Embodied AI is AI that controls physical robots, and Morphi, a six month old Chinese startup with no products, just closed a $140M round co led by Alibaba and Tencent.
Alibaba and Tencent rarely share a deal table. In China's venture market, the two internet giants compete for control of the next platform shift, so when they showed up together as equal co-leads on a 1 billion yuan (roughly $140 million) angel round for a six-month-old startup with no shipped products, the round raised the question of why both showed up at all.
The startup is Morphi (Chinese: 墨奇智能), and it operates inside a category called embodied AI, the field of building AI systems that control physical robots in the real world rather than processing text or images on a screen. Morphi announced this week that it closed an angel-round series exceeding 1 billion yuan at a post-money valuation above 7 billion yuan (roughly $1 billion), with Alibaba and Tencent co-leading and a long tail of tier-1 Chinese venture investors co-participating: Lanchi Ventures, Legend Capital, Huaye Tiancheng, Gaorong Capital, Zhongke Chuangxing, Source Code Capital, Guanghe VC, Bairui Capital, and the 58 Industrial Fund. (Morphi announcement coverage, PE Daily confirmation)
The round is being framed as the largest publicly disclosed first-round investment in China's embodied-AI sector, though that comparison comes from the company announcement and has not been independently verified against a broader funding database. For a six-month-old, pre-product company, the round is being priced on the team and the thesis, not on shipped hardware.
CTO Huang Qingqiu trained in automation at Tsinghua and earned a PhD at the Chinese University of Hong Kong's Multimedia Lab, then ran the AI side of Huawei's autonomous-driving program through four generations of production systems (ADS 1.0 through 4.0) and helped push a one-stage end-to-end driving model into mass production across a million-vehicle fleet. CEO Gao Wenli co-founded iMile, a cross-border logistics company that scaled across multiple regional markets. Both founders are leaving established posts to build the company.
Morphi's stated thesis is a tightly coupled hardware-software-algorithm-data closed-loop system, which means iterating on the model, the sensors, the robot body, and the training data all at once rather than shipping software alone. The commercial plan is to start in service and industrial settings, where the physical tasks are repetitive and the data flow is dense, then migrate into households once the data flywheel has matured. (weekly embodied-intelligence funding context)

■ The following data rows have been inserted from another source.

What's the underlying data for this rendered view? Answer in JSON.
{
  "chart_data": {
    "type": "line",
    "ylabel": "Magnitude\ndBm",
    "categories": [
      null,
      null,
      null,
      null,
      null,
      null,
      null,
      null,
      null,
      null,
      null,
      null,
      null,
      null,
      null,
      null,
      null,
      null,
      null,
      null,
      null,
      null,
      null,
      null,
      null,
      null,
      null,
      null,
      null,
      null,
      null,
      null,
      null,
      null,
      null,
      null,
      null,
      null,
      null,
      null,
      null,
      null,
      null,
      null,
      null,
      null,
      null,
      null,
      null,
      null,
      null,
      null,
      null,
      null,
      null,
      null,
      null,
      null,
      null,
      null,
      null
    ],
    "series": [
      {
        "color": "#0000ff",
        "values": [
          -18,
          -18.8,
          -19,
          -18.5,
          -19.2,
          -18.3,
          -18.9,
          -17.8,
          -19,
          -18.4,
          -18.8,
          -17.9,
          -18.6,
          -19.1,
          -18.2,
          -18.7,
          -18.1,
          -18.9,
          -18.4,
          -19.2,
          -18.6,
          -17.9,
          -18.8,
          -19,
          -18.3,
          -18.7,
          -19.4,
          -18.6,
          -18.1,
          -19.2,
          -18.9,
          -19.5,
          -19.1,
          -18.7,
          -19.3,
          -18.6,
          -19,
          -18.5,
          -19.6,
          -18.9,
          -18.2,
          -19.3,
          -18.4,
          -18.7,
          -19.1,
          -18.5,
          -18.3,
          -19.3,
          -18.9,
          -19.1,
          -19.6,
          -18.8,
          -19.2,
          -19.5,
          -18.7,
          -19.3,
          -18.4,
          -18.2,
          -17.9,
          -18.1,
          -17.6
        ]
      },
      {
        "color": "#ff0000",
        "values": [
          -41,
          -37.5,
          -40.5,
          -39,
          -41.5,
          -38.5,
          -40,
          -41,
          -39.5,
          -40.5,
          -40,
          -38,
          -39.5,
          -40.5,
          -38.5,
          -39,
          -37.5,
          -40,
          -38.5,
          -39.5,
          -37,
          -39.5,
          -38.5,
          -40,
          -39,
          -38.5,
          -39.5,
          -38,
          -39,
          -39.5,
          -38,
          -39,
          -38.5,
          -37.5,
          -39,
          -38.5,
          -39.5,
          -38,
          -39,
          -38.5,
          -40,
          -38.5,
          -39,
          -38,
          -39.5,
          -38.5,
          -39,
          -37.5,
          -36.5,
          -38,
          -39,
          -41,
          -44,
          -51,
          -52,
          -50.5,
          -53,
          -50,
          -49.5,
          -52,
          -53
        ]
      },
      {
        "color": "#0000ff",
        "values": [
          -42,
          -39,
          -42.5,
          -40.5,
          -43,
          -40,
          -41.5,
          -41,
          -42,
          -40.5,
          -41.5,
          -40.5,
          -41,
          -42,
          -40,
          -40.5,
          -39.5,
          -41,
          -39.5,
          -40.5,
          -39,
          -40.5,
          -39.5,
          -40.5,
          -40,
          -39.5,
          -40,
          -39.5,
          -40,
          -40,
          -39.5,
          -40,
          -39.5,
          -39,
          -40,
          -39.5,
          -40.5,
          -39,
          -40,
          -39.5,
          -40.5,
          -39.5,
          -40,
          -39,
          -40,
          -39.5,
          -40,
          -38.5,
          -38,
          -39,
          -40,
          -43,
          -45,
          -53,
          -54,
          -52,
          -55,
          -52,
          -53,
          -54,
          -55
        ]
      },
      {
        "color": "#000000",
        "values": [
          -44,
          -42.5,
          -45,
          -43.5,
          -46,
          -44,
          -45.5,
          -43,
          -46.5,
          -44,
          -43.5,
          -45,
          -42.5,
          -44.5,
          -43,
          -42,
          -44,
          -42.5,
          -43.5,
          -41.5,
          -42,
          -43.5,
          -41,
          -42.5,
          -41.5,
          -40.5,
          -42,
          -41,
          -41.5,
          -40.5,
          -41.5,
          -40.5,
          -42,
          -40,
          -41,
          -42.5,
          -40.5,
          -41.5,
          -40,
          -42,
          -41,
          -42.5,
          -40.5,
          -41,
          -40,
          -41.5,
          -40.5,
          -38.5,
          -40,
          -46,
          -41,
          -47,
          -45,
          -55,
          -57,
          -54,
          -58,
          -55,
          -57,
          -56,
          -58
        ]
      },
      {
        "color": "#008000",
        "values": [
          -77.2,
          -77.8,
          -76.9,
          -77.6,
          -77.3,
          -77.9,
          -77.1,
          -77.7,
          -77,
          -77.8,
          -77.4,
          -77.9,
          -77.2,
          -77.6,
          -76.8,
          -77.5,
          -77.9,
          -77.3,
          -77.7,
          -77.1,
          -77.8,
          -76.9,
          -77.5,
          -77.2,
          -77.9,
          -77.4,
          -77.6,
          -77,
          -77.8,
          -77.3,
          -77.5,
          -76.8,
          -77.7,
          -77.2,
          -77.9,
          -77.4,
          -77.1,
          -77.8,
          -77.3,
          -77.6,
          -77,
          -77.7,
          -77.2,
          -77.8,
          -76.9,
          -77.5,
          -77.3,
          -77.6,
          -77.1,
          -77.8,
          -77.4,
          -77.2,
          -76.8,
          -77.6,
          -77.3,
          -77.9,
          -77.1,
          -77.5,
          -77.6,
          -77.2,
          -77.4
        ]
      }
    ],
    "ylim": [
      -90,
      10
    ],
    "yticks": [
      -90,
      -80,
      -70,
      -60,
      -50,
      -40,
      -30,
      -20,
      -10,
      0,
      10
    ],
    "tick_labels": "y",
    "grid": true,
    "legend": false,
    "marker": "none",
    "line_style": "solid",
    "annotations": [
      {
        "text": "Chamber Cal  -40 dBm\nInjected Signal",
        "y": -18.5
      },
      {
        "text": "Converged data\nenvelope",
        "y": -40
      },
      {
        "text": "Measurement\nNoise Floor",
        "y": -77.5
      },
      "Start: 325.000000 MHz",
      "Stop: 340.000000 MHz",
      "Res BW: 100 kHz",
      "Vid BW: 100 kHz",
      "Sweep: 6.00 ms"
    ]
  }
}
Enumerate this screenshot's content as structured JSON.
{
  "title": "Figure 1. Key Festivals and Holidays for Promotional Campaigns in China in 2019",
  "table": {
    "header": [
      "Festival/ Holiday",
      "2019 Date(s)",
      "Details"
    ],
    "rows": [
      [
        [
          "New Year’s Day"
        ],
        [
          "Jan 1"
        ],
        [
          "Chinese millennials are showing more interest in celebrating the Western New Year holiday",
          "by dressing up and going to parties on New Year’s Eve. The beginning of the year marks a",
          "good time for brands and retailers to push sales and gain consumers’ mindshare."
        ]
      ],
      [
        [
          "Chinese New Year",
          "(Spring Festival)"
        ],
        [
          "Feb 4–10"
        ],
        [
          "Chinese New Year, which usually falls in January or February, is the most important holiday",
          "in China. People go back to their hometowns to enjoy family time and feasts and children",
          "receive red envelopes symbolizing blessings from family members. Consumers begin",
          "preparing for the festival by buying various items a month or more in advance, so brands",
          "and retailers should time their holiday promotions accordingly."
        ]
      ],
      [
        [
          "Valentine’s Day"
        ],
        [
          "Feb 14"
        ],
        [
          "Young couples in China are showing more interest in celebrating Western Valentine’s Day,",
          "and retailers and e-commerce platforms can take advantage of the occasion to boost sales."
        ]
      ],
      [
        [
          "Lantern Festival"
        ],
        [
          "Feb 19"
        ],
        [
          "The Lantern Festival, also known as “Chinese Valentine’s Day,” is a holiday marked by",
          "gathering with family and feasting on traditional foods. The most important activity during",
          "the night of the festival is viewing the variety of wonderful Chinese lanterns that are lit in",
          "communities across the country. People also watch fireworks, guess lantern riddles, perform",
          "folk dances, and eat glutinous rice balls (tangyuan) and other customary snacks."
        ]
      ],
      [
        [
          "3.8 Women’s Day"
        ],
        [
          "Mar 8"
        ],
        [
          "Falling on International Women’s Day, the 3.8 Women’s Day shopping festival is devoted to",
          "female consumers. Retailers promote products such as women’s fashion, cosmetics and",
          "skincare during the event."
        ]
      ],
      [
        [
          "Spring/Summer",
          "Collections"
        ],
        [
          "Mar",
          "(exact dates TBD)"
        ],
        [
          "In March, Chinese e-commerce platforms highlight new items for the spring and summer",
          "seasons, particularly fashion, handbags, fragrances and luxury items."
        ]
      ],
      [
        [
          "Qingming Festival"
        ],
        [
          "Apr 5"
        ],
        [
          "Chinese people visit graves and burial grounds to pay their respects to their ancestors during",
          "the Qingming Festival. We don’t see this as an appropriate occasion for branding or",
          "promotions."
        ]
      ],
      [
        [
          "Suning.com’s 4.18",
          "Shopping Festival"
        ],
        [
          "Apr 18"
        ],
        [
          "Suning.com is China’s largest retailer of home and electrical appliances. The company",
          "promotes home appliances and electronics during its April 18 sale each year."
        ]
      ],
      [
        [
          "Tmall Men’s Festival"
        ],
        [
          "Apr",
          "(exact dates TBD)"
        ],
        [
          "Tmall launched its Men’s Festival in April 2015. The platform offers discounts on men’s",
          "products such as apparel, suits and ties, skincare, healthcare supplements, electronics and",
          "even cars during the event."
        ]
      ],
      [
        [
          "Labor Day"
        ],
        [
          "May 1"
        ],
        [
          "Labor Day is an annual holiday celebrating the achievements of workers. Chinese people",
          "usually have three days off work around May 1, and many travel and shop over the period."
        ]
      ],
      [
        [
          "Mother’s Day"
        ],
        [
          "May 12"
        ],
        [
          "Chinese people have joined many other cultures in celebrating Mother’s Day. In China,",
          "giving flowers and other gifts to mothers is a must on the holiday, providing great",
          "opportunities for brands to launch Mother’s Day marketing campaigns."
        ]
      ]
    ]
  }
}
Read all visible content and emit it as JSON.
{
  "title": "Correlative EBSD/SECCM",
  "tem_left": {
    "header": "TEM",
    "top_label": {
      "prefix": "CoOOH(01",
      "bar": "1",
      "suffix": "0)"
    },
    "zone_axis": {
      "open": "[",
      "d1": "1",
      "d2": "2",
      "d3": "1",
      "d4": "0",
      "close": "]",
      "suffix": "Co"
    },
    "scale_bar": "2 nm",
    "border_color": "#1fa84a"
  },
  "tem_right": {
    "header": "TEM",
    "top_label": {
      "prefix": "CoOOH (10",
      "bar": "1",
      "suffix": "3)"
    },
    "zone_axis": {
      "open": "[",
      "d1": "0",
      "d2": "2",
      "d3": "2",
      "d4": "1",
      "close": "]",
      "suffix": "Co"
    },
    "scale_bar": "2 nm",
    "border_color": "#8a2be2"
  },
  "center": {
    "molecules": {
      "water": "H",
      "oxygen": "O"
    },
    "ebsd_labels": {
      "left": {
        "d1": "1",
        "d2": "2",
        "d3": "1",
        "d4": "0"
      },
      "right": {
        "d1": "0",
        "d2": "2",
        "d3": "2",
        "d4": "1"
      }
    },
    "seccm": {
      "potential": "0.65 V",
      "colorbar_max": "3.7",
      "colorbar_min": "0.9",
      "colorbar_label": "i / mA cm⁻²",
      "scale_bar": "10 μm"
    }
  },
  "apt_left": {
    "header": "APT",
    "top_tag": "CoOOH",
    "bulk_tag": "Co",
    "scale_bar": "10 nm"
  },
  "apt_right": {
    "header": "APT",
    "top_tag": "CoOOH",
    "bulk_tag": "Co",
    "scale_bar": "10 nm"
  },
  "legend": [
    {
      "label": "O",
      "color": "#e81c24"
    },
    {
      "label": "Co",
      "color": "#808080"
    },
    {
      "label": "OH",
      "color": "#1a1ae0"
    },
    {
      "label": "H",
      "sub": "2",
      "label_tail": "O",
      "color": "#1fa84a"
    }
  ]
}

Both Alibaba and Tencent run large cloud and AI businesses, both have made hardware bets, and both are racing to be the platform layer for physical-world AI. A pre-product startup is rarely the asset either would pay top dollar for alone, but it is exactly the asset neither can afford to let the other control. The joint lead is a deal structure that removes the question of who owns the relationship: both firms get board access, both get commercial data, and neither cedes the option.
The round funds continued investment in embodied foundation models and the data closed-loop, with commercial deployment as the first checkpoint. The platform owners have decided that whoever wins the embodied-AI stack owns the next layer of the AI economy. The team's autonomous-driving playbook will be tested when the first commercial robots ship, not when the next round closes.
Morphi's long-term product target, laid out explicitly as a goal rather than a shipped capability, is a general-purpose home robot that can autonomously handle complex household tasks and adapt to human routines. That goal is years away even by the company's own roadmap.